Amid the decline in virus cases and fast-tracked vaccinations, universities across the country are planned to reopen starting Sept. 13.
Marmara University said it expected students to get their shots in order to participate in face-to-face education, while Üsküdar University sent letters to students, advising them to have the vaccine. The two universities, both in Istanbul, however, did not say if they will take action against unvaccinated students.
Students reacted to the universities’ approach, saying that their right to education cannot be denied.
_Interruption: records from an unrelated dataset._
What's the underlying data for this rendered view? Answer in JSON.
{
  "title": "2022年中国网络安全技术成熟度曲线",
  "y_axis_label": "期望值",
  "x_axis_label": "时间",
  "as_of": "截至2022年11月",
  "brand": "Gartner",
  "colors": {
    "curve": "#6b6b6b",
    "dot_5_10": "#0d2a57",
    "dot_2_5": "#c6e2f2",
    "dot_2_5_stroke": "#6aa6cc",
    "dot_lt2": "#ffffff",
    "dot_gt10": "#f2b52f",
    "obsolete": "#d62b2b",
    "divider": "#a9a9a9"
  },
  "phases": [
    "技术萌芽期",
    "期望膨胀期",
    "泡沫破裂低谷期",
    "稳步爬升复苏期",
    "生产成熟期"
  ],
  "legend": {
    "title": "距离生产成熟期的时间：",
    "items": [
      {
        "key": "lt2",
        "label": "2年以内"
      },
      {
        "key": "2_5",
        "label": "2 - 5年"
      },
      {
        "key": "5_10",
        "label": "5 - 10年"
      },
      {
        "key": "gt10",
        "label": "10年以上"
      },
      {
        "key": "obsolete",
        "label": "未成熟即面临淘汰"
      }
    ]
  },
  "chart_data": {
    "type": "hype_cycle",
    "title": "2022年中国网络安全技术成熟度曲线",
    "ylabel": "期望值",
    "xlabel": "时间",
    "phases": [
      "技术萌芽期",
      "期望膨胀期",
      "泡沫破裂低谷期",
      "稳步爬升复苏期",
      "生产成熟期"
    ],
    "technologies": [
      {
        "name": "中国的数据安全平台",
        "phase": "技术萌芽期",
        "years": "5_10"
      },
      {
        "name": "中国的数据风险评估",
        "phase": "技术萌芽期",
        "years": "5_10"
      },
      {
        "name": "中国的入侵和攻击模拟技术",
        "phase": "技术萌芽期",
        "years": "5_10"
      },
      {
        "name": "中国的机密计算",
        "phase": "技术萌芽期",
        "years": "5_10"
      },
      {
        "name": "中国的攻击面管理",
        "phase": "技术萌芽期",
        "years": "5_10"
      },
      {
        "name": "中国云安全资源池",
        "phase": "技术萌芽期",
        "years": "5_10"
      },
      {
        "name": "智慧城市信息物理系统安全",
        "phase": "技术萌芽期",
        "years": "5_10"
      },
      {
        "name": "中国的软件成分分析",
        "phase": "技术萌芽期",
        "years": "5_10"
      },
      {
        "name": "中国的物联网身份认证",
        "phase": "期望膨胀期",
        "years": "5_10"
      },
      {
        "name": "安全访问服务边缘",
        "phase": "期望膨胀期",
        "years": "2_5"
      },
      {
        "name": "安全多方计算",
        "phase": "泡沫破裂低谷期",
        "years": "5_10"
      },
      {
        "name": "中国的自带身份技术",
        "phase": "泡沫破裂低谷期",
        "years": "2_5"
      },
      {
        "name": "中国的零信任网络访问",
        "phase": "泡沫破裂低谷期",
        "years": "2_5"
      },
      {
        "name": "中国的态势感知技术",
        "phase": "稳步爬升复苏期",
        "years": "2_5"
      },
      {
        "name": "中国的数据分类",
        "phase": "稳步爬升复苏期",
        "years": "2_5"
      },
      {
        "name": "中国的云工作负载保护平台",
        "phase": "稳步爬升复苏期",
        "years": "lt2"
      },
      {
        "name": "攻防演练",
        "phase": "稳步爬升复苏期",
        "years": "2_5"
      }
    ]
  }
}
Some legal experts agree. “Only laws can restrict the right to education. If the vaccination is not mandatory, you cannot possibly say: I will not allow you to the school. Universities are not entitled to make such a decision, this is against the constitution,” said Professor Muharrem Özen, the dean of the Law School at Ankara University.
He noted that young people have concerns because the effects of the vaccines on people aged around 20 are not known yet. Students who face such restrictions can go to court and win the case, according to Özen.
Professor Hakan Hakeri, the head of the Institute of Medical Law, agrees that decisions taken by universities regarding vaccination are legally baseless. “With those decisions, those institutions effectively obstruct students’ right to education,” he said. “Vaccine is a medical intervention and it is up to a person whether to accept it or not,” Hakeri added.